Safety Performance Indicator(SPI)
Significance of SPI Evaluation
- Confirmation of NPP safety, with quantitative operational performance.
- Efficient regulation through trend analysis of indicators.
- Enhancement of public confidence in the operational safety of NPPs.
Structure of SPI System
|Area||Category||Specific Performance Indicator||Remark|
|Reactor Safety||Operational Safety||Unplanned Reactor Scram||URS|
|Unplanned Power Reduction||UPR|
|Unplanned Reactor Scram with Complications||USwC|
|Safety System||SI System Unavailability||SI|
|EDG System Unavailability||EDG|
|AFW System Unavailability||AFWS|
|RHR System Unavailability||RHR|
|CW System Unavailability||CW|
|Safety System Functional Failures||SSFF|
|Multiple Barrier||Fuel Reliability||FR|
|Reactor Coolant Leakage||RCL|
|Radiation Safety||On-site Rad. Safety||Radiation Collective Dose||RCD|
|Off-site Rad. Safety||Public Dose/Environmental Radiation||PD/ER|
Grade of SPI
Excellent : Safety margin is more than sufficient
Good : Safety margin is sufficient
Normal : Safety margin is within expected norms
Warning : Safety margin is below norms while technically safe
Development of SPI
Domestically the safety performance indicator (SPI) system was introduced in 1995 and applied to the operating PWRs for the performance trend analysis using 10 performance indicators. This PI system was used to monitor the long-term safety status of the NPPs operation, to allocate regulatory resources and to facilitate international cooperation.

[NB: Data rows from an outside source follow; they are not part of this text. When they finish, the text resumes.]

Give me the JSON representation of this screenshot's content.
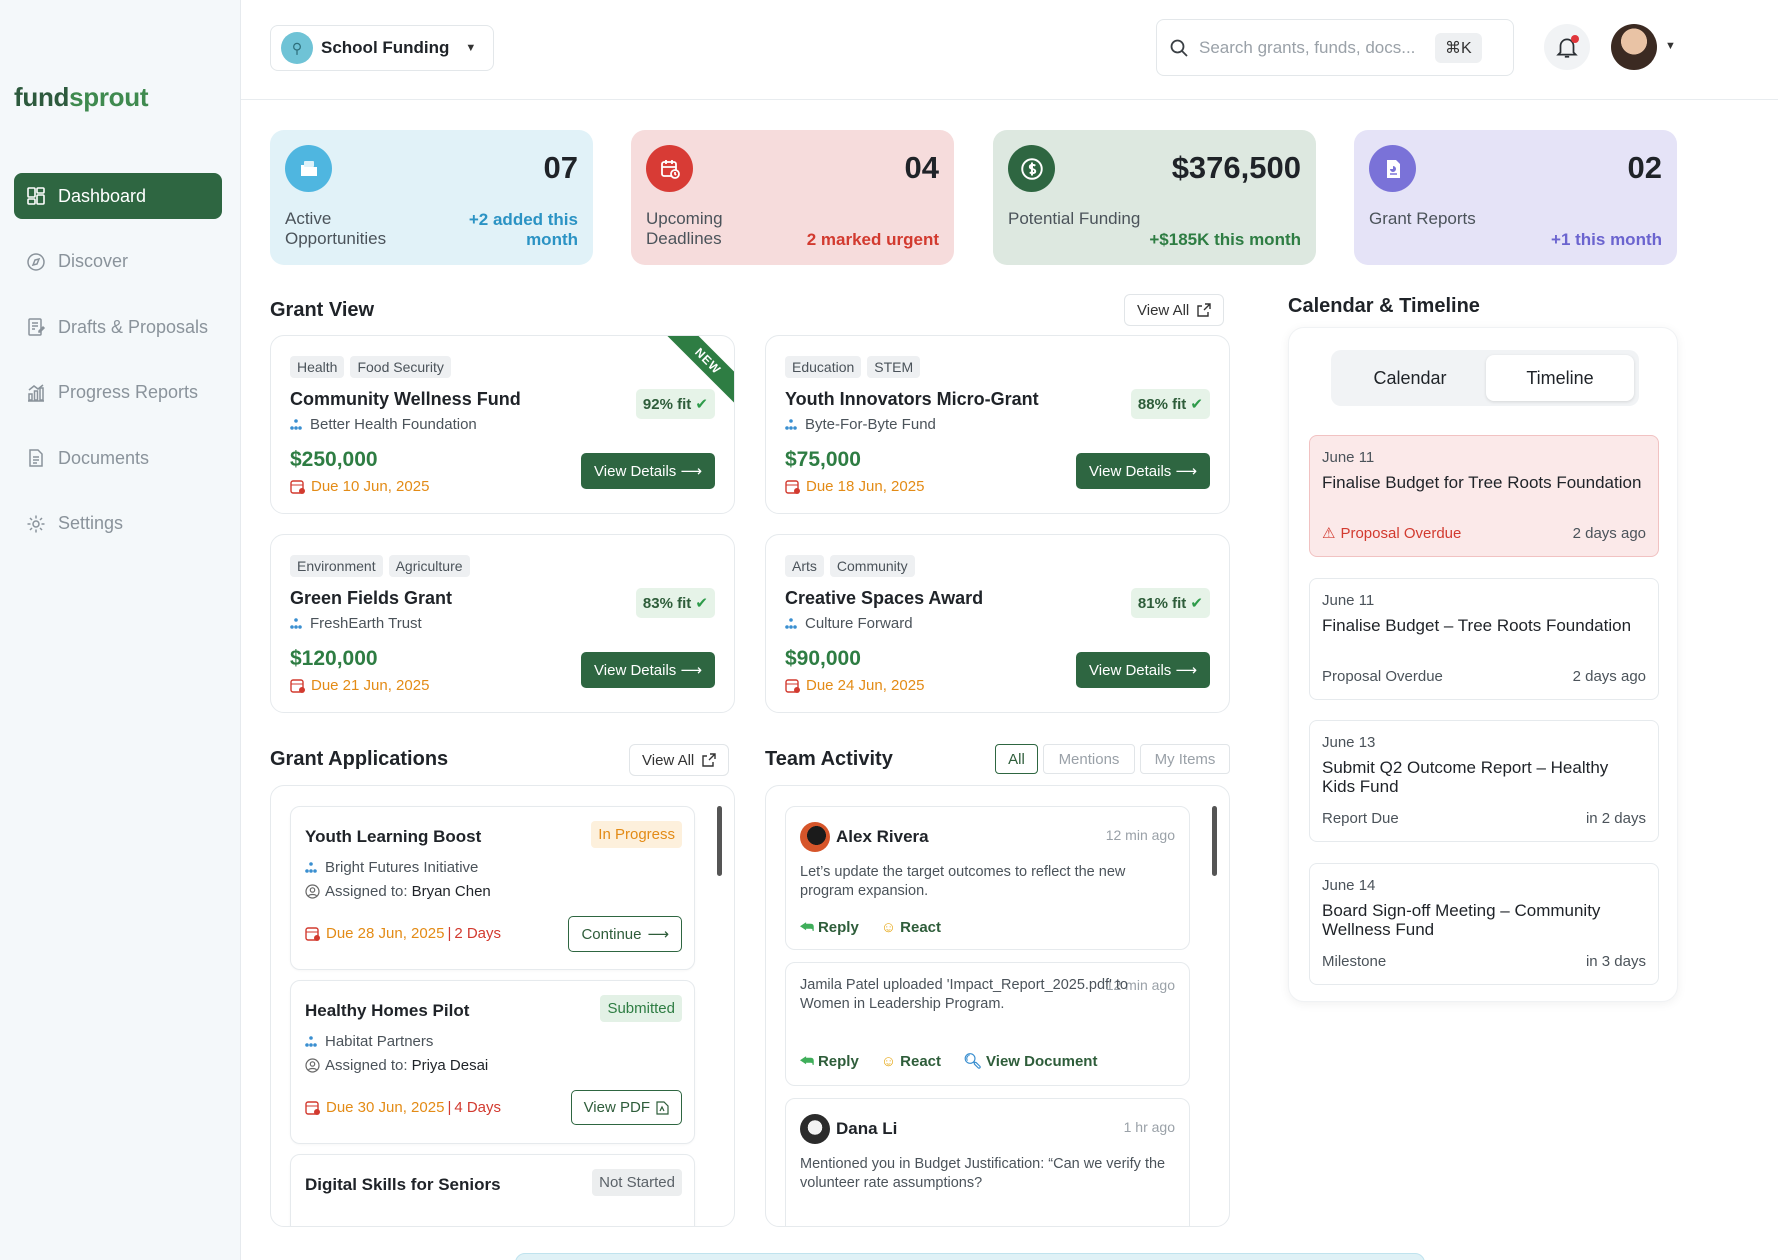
{
  "brand": {
    "part1": "fund",
    "part2": "sprout"
  },
  "nav": [
    {
      "label": "Dashboard",
      "icon": "dashboard-icon",
      "active": true
    },
    {
      "label": "Discover",
      "icon": "compass-icon"
    },
    {
      "label": "Drafts & Proposals",
      "icon": "drafts-icon"
    },
    {
      "label": "Progress Reports",
      "icon": "chart-icon"
    },
    {
      "label": "Documents",
      "icon": "document-icon"
    },
    {
      "label": "Settings",
      "icon": "gear-icon"
    }
  ],
  "topbar": {
    "workspace": "School Funding",
    "search_placeholder": "Search grants, funds, docs...",
    "shortcut": "⌘K"
  },
  "stats": [
    {
      "value": "07",
      "label": "Active Opportunities",
      "delta": "+2 added this month",
      "bg": "#e1f2f8",
      "icon_bg": "#4fb6e0",
      "delta_color": "#2b93c4",
      "icon": "folder-icon"
    },
    {
      "value": "04",
      "label": "Upcoming Deadlines",
      "delta": "2 marked urgent",
      "bg": "#f6dcdc",
      "icon_bg": "#d83b35",
      "delta_color": "#d23a2f",
      "icon": "calendar-clock-icon"
    },
    {
      "value": "$376,500",
      "label": "Potential Funding",
      "delta": "+$185K this month",
      "bg": "#dde8e0",
      "icon_bg": "#2e6641",
      "delta_color": "#2e7d43",
      "icon": "dollar-icon"
    },
    {
      "value": "02",
      "label": "Grant Reports",
      "delta": "+1 this month",
      "bg": "#e5e3f7",
      "icon_bg": "#7a72d8",
      "delta_color": "#6b64cf",
      "icon": "report-icon"
    }
  ],
  "grant_view": {
    "title": "Grant View",
    "view_all": "View All",
    "cards": [
      {
        "tags": [
          "Health",
          "Food Security"
        ],
        "title": "Community Wellness Fund",
        "org": "Better Health Foundation",
        "amount": "$250,000",
        "due": "Due 10 Jun, 2025",
        "fit": "92% fit",
        "ribbon": "NEW",
        "cta": "View Details"
      },
      {
        "tags": [
          "Education",
          "STEM"
        ],
        "title": "Youth Innovators Micro-Grant",
        "org": "Byte-For-Byte Fund",
        "amount": "$75,000",
        "due": "Due 18 Jun, 2025",
        "fit": "88% fit",
        "cta": "View Details"
      },
      {
        "tags": [
          "Environment",
          "Agriculture"
        ],
        "title": "Green Fields Grant",
        "org": "FreshEarth Trust",
        "amount": "$120,000",
        "due": "Due 21 Jun, 2025",
        "fit": "83% fit",
        "cta": "View Details"
      },
      {
        "tags": [
          "Arts",
          "Community"
        ],
        "title": "Creative Spaces Award",
        "org": "Culture Forward",
        "amount": "$90,000",
        "due": "Due 24 Jun, 2025",
        "fit": "81% fit",
        "cta": "View Details"
      }
    ]
  },
  "applications": {
    "title": "Grant Applications",
    "view_all": "View All",
    "assigned_prefix": "Assigned to:",
    "items": [
      {
        "title": "Youth Learning Boost",
        "status": "In Progress",
        "org": "Bright Futures Initiative",
        "assignee": "Bryan Chen",
        "due": "Due 28 Jun, 2025",
        "sep": "|",
        "days": "2 Days",
        "action": "Continue"
      },
      {
        "title": "Healthy Homes Pilot",
        "status": "Submitted",
        "org": "Habitat Partners",
        "assignee": "Priya Desai",
        "due": "Due 30 Jun, 2025",
        "sep": "|",
        "days": "4 Days",
        "action": "View PDF"
      },
      {
        "title": "Digital Skills for Seniors",
        "status": "Not Started"
      }
    ]
  },
  "team_activity": {
    "title": "Team Activity",
    "filters": [
      "All",
      "Mentions",
      "My Items"
    ],
    "items": [
      {
        "name": "Alex Rivera",
        "time": "12 min ago",
        "message": "Let’s update the target outcomes to reflect the new program expansion.",
        "actions": [
          "Reply",
          "React"
        ]
      },
      {
        "time": "12 min ago",
        "message": "Jamila Patel uploaded 'Impact_Report_2025.pdf' to Women in Leadership Program.",
        "actions": [
          "Reply",
          "React",
          "View Document"
        ]
      },
      {
        "name": "Dana Li",
        "time": "1 hr ago",
        "message": "Mentioned you in Budget Justification: “Can we verify the volunteer rate assumptions?"
      }
    ]
  },
  "calendar": {
    "title": "Calendar & Timeline",
    "tabs": [
      "Calendar",
      "Timeline"
    ],
    "events": [
      {
        "date": "June 11",
        "title": "Finalise Budget for Tree Roots Foundation",
        "status": "Proposal Overdue",
        "ago": "2 days ago",
        "alert": true
      },
      {
        "date": "June 11",
        "title": "Finalise Budget – Tree Roots Foundation",
        "status": "Proposal Overdue",
        "ago": "2 days ago"
      },
      {
        "date": "June 13",
        "title": "Submit Q2 Outcome Report – Healthy Kids Fund",
        "status": "Report Due",
        "ago": "in 2 days"
      },
      {
        "date": "June 14",
        "title": "Board Sign-off Meeting – Community Wellness Fund",
        "status": "Milestone",
        "ago": "in 3 days"
      }
    ]
  }
}
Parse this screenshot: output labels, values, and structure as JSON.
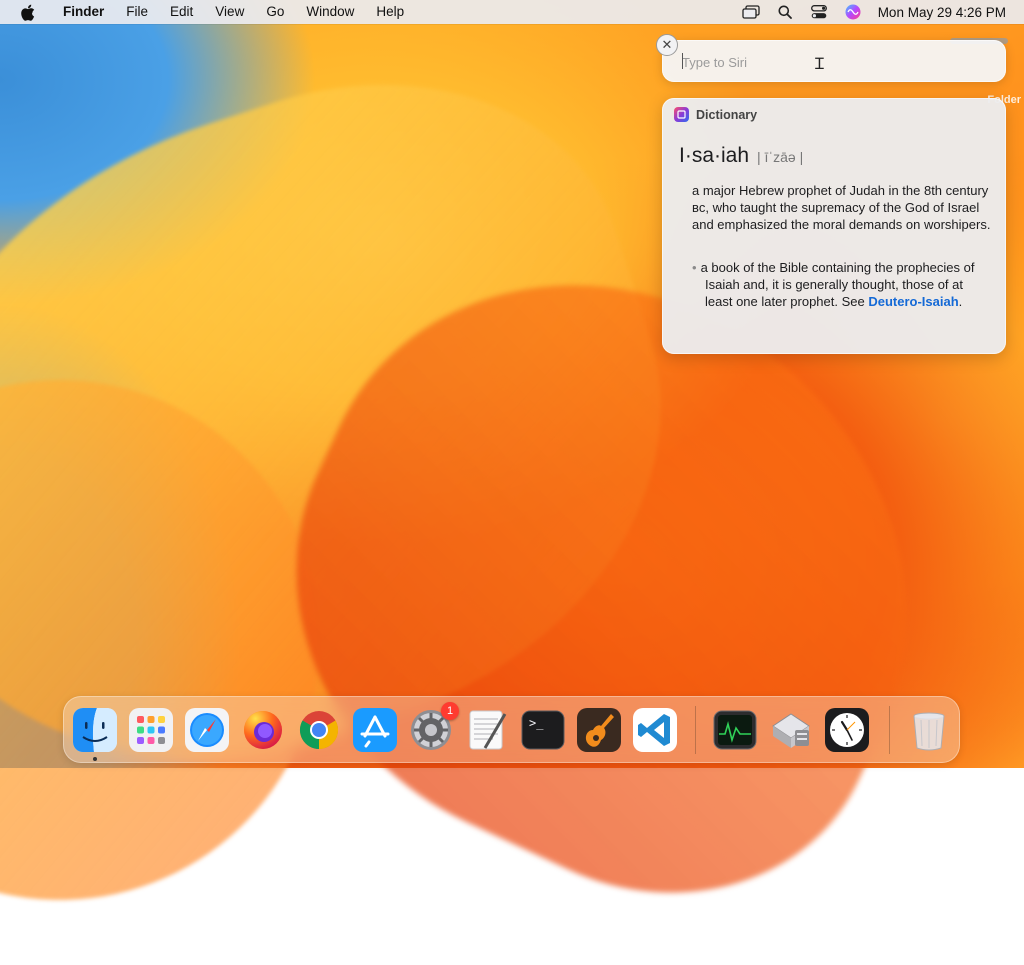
{
  "menubar": {
    "app_name": "Finder",
    "menus": [
      "File",
      "Edit",
      "View",
      "Go",
      "Window",
      "Help"
    ],
    "clock": "Mon May 29  4:26 PM",
    "status_icons": [
      "screen-mirroring-icon",
      "spotlight-search-icon",
      "control-center-icon",
      "siri-icon"
    ]
  },
  "siri": {
    "placeholder": "Type to Siri",
    "value": ""
  },
  "dictionary": {
    "source": "Dictionary",
    "headword": "I·sa·iah",
    "pronunciation": "| īˈzāə |",
    "definition_1": "a major Hebrew prophet of Judah in the 8th century ʙᴄ, who taught the supremacy of the God of Israel and emphasized the moral demands on worshipers.",
    "definition_2_prefix": "a book of the Bible containing the prophecies of Isaiah and, it is generally thought, those of at least one later prophet. See ",
    "definition_2_link": "Deutero-Isaiah",
    "definition_2_suffix": "."
  },
  "desktop": {
    "partial_label": "Folder"
  },
  "dock": {
    "items": [
      {
        "name": "Finder",
        "icon": "finder-icon",
        "running": true
      },
      {
        "name": "Launchpad",
        "icon": "launchpad-icon"
      },
      {
        "name": "Safari",
        "icon": "safari-icon"
      },
      {
        "name": "Firefox",
        "icon": "firefox-icon"
      },
      {
        "name": "Chrome",
        "icon": "chrome-icon"
      },
      {
        "name": "App Store",
        "icon": "app-store-icon"
      },
      {
        "name": "System Settings",
        "icon": "system-settings-icon",
        "badge": "1"
      },
      {
        "name": "TextEdit",
        "icon": "textedit-icon"
      },
      {
        "name": "Terminal",
        "icon": "terminal-icon"
      },
      {
        "name": "GarageBand",
        "icon": "garageband-icon"
      },
      {
        "name": "Visual Studio Code",
        "icon": "vscode-icon"
      },
      {
        "name": "Activity Monitor",
        "icon": "activity-monitor-icon"
      },
      {
        "name": "Migration Assistant",
        "icon": "migration-assistant-icon"
      },
      {
        "name": "Clock",
        "icon": "clock-icon"
      },
      {
        "name": "Trash",
        "icon": "trash-icon"
      }
    ],
    "terminal_prompt": ">_"
  },
  "colors": {
    "accent_link": "#1469d6",
    "badge": "#ff3b30"
  }
}
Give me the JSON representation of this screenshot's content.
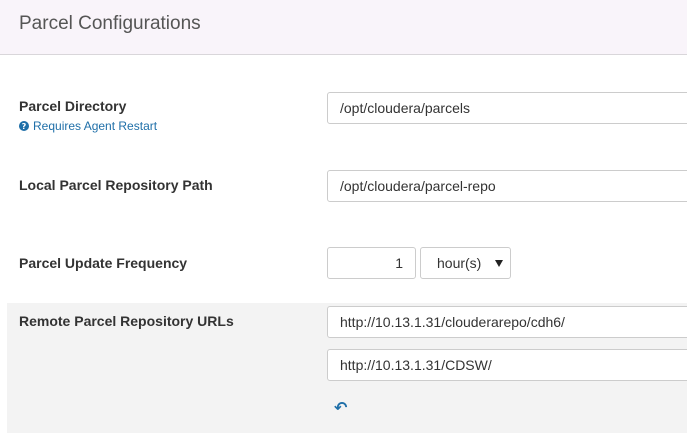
{
  "header": {
    "title": "Parcel Configurations"
  },
  "parcel_directory": {
    "label": "Parcel Directory",
    "hint": "Requires Agent Restart",
    "value": "/opt/cloudera/parcels"
  },
  "local_repo": {
    "label": "Local Parcel Repository Path",
    "value": "/opt/cloudera/parcel-repo"
  },
  "update_frequency": {
    "label": "Parcel Update Frequency",
    "value": "1",
    "unit": "hour(s)"
  },
  "remote_urls": {
    "label": "Remote Parcel Repository URLs",
    "urls": [
      "http://10.13.1.31/clouderarepo/cdh6/",
      "http://10.13.1.31/CDSW/"
    ]
  },
  "icons": {
    "help": "question-circle-icon",
    "undo": "undo-arrow-icon"
  },
  "colors": {
    "link": "#1f6fa8",
    "header_bg": "#f9f4fa"
  }
}
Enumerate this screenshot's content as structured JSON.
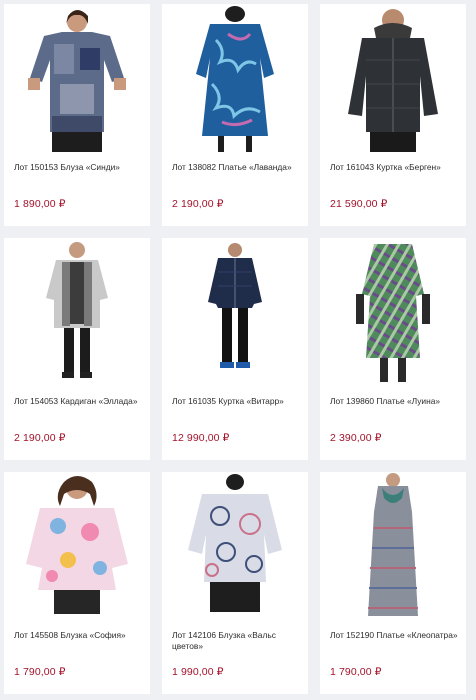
{
  "products": [
    {
      "title": "Лот 150153 Блуза «Синди»",
      "price": "1 890,00 ₽",
      "icon": "blouse-photo"
    },
    {
      "title": "Лот 138082 Платье «Лаванда»",
      "price": "2 190,00 ₽",
      "icon": "dress-photo"
    },
    {
      "title": "Лот 161043 Куртка «Берген»",
      "price": "21 590,00 ₽",
      "icon": "jacket-photo"
    },
    {
      "title": "Лот 154053 Кардиган «Эллада»",
      "price": "2 190,00 ₽",
      "icon": "cardigan-photo"
    },
    {
      "title": "Лот 161035 Куртка «Витарр»",
      "price": "12 990,00 ₽",
      "icon": "jacket-photo"
    },
    {
      "title": "Лот 139860 Платье «Луина»",
      "price": "2 390,00 ₽",
      "icon": "dress-photo"
    },
    {
      "title": "Лот 145508 Блузка «София»",
      "price": "1 790,00 ₽",
      "icon": "blouse-photo"
    },
    {
      "title": "Лот 142106 Блузка «Вальс цветов»",
      "price": "1 990,00 ₽",
      "icon": "blouse-photo"
    },
    {
      "title": "Лот 152190 Платье «Клеопатра»",
      "price": "1 790,00 ₽",
      "icon": "dress-photo"
    }
  ],
  "colors": {
    "price": "#a3142b",
    "card": "#ffffff",
    "background": "#eef0f3"
  }
}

The SPI system was revised in the second quarter of 2005 and in the forth quarter of 2015. The current SPI system is composed of 2 safety areas, 5 categories, and 15 indicators. Each indicator is color coded to represent its safety performance grade. The four colors representing the grades are green, cyan, yellow, and orange, each of which stands for excellent, good, normal, and warning grade, respectively.